Compte tenu de l’urgence de la situation, interrogeons nous sur les rapports de force entre les grands acteurs de la planète financière, car ils influenceront notre capacité collective à agir. Le Japon se souvient de son passé qui lui a permis de se construire une industrie hors pair. Convaincu que sa défaite en 1945 résultait pour partie d’un sous-investissement industriel dans les années 1920, au bénéfice d’une spéculation financière effrénée, le Ministère des Finances n’a cessé depuis lors, d’exercer un contrôle tatillon sur tous les risques bancaires, sauf au moment de la bulle immobilière. Le résultat fut probant. A ce jour les banques japonaises ont le ratio d’endettement et de pertes le plus faible au monde. Le Japon sera un partenaire loyal.
La Chine annonce des grands travaux d’infrastructure pour près de 600Md de dollars. Elle crée un fond d’investissement de 14Md de dollars pour intervenir directement en Europe, aux USA et ailleurs. Tout pousse la Chine à préserver un taux de croissance élevé.

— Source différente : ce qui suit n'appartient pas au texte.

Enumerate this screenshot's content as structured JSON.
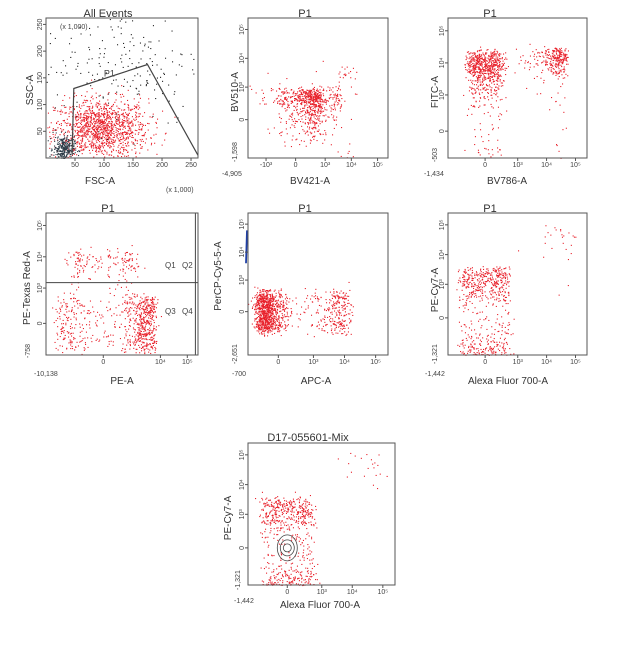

Les Etats-Unis aspirent à maintenir leur rang fondé sur la puissance militaire, la technologie et sur leur prééminence financière. Ils disposent d’atouts importants : la place du dollar dans l’économie mondiale, leur capacité à créer des liquidités et un système politico-administratif qui a fait ses preuves en temps de crise. Ainsi viennent-ils d’effectuer des prêts directs à une vingtaine de banques centrales. Après la baisse ou l’effondrement de toutes les bourses mondiales, les flux de capitaux en provenance de l’Asie et du Moyen-Orient vers les USA s’accélèrent. C’est un signe précurseur favorable mais les Etats-Unis ne devront pas oublier que le capitalisme financier est volage. Leur endettement est colossal. La pierre de touche de leur réussite sera économique. Or la crise actuelle a écorné la puissance financière et industrielle des USA. Les coureurs de fond que sont la Chine et le Japon se rapprochent du peloton de tête. Le niveau de leur épargne, le surplus de leur balance des paiements et l’éthique d’une stratégie financière à dominante industrielle constituent autant d’avantages compétitifs sérieux. Il appartient à l’Europe et aux USA, deux grandes puissances économiques et financières, de conjuguer vision, volontarisme et éthique pour relever le défi actuel. C’est l’une des raisons d’être de ce que j’appelle « l’Euramérique ».